Two major fruit airlines have already announced enhancing their tariff rates by 30 to 70 percent under the pretext of rising petroleum prices. Besides, local transportation charges have already risen by more than 30 percent as the oil prices have risen steeply high. Labour force involved in fruit packing and lifting has also demanded a rise in wages 20-25 percent on the basis of rampant inflation in the country.


Chairman Fruit and Vegetables Exporters Association, Abdul Wahid estimated that the production of mango this year is expected to be 9 to 10 lakh tons due to bad weather, leading to a significant hike in its prices. Addressing a press conference, he stated that the first arrivals of the fruit are on sale in the market (in May) and its opening rates are Rs.28 to Rs.30 per kg as compared to Rs.18 to Rs.20 last year. Explaining the reasons of declining the production of mango crop continuously in Sindh, he said it was due to insufficient returns to farmers, high input costs, following inflation in the country as well as lack of support from the government.

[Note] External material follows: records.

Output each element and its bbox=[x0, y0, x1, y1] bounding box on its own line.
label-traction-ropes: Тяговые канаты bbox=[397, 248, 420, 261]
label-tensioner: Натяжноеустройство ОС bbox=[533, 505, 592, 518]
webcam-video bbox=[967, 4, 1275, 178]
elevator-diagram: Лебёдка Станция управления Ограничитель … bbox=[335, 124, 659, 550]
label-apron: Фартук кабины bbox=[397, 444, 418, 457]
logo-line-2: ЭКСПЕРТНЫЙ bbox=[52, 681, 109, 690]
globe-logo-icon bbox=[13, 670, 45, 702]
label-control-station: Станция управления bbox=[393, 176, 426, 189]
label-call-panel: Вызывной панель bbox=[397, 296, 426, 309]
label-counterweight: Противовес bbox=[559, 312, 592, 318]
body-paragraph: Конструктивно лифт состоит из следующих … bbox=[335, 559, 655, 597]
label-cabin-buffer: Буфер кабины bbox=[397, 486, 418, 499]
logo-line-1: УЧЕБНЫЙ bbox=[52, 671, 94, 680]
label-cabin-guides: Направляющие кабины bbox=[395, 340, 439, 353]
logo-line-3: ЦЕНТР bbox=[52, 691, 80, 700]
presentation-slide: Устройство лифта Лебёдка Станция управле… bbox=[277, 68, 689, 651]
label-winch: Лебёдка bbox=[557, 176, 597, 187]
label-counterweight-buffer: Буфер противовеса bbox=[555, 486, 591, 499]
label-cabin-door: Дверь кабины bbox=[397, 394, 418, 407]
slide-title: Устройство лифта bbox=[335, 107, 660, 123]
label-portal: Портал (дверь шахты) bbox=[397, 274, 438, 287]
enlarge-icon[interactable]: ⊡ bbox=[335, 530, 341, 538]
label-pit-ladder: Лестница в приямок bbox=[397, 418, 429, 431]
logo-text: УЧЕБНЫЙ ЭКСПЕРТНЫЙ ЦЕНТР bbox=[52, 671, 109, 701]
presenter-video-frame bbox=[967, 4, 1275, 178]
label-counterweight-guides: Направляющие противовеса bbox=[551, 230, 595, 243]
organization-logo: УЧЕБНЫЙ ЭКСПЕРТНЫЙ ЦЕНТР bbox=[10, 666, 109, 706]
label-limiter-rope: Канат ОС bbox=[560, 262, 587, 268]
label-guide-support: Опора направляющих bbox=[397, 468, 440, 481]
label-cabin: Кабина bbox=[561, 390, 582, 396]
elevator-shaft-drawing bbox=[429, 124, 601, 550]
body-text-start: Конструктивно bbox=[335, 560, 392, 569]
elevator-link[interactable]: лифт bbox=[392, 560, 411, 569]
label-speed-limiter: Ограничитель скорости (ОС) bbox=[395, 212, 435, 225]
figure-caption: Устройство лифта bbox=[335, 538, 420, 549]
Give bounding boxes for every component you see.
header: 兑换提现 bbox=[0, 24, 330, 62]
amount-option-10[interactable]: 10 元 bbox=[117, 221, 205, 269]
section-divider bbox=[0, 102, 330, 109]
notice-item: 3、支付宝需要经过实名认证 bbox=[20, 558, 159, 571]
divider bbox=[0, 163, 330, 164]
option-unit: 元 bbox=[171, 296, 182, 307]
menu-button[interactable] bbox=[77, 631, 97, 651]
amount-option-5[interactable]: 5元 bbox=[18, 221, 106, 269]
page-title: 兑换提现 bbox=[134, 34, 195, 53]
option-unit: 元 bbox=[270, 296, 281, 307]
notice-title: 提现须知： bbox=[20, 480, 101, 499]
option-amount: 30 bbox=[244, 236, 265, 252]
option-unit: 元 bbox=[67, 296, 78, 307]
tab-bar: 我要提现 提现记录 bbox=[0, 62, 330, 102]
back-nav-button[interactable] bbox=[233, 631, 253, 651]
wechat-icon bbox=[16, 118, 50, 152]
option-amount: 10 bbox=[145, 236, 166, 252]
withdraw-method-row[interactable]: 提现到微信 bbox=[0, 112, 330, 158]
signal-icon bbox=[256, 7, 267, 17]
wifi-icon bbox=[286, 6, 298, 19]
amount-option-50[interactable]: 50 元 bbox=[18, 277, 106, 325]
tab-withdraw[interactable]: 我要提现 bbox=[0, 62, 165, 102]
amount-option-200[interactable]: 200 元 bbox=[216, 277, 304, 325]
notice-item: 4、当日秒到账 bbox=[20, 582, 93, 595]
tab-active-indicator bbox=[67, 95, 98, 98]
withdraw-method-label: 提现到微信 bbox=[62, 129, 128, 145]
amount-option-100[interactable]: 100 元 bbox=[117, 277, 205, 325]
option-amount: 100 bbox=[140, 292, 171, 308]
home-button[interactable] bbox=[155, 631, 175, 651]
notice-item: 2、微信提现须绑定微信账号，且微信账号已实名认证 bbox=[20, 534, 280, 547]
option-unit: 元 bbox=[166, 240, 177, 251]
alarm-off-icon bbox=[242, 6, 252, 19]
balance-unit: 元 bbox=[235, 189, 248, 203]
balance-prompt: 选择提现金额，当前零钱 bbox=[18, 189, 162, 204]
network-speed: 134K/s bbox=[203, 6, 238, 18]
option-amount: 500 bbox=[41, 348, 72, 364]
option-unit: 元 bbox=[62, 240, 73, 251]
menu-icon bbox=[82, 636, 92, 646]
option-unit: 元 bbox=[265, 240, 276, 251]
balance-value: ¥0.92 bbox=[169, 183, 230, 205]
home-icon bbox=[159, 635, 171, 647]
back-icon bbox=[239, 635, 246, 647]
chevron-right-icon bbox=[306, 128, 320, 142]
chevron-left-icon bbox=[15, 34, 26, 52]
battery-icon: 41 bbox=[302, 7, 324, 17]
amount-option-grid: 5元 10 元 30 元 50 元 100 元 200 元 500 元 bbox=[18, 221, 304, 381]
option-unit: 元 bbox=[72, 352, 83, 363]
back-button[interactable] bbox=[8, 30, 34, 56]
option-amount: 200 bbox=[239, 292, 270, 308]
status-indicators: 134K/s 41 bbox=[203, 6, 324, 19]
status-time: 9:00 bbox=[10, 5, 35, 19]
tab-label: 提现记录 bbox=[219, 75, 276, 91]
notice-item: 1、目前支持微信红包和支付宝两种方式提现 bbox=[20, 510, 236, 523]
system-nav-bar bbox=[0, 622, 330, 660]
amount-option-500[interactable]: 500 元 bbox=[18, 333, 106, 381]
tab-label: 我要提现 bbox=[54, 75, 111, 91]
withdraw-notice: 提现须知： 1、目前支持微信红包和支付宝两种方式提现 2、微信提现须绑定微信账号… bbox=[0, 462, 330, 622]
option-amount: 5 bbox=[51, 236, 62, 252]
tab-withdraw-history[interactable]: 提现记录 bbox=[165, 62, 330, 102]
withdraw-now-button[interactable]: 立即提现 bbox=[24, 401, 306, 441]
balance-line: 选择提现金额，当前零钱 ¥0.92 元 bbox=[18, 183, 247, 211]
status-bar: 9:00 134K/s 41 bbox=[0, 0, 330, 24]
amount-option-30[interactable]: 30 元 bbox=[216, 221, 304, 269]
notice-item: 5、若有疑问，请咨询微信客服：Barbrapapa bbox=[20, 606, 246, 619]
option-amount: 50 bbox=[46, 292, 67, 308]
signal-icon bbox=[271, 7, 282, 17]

Regarding export, he explained that last year mangoes were exported to 48 countries and foreign exchange worth US$35.36 million was earned. According to him the production last year was about 2 million tons. He assessed that cumulative effect of the inflation has increased the export price and he feared that this would result in 50 percent decline in total export of the fruit this year. Suggesting measures to control the alarming situation regarding high export prices of mango, he urged the government to offer 25 percent air and sea freight subsidy to exporters so as to enable them make their export prices somewhat competitive and stay in the international market and meet the global competition. The rate of the freight subsidy to China and Iran must be 50 percent due to the emergence of these new markets as the export to China is possible only by air because of its transit time of 25 days by road or by sea. He tried to justify his demand by mentioning that Israel, India, Mexico and Brazil are dominating world mango market because their governments provide all-out support and facilities to the growers and exporters. Recalling and referring to the promise of the previous government, he stated that it had promised a subsidy for FY 2006-07 but that has not yet been paid. TDAP should also pay freight subsidy for the year, 2006-07 immediately. Our exporters, he explained, are in tough competition with India since we do not have technology to treat mango for extending its shelf life. It is, therefore, not possible for our exporters to export mango by sea involving long period to reach its destinations. He cautioned that if reasonable freight subsidy is not allowed, the country would have to bear an irreparable loss in terms of foreign exchange as well as loss of markets.

The Trade Development Authority of Pakistan has set 130,000 metric tons mango export for 2008 but, as mentioned above, exporters fear that they would not be able to achieve that target unless the government makes necessary facilitation and subsidization on air and sea freight to make the export price of the fruit somewhat competitive and also to enable exporters to remain in the international market for export of this fruit. Cold storage arrangements need to be made at Multan, Bahawalpur and other airports besides increasing the cargo booking by air and sea during the harvesting season of the fruit to avoid wastage because of extremely hot weather and high temperature of these areas.


The government must provide necessary credit to farmers and businessmen for investing in setting processing and packing plants, for making juices, sauces, jams, pickles. It may be worth mentioning that about 40 percent of mango fruit is wasted during picking, handling, lack of refrigeration and cold chain and proper transportation. This loss can be alleviated by value addition through processing and by preparing by-products and derivatives.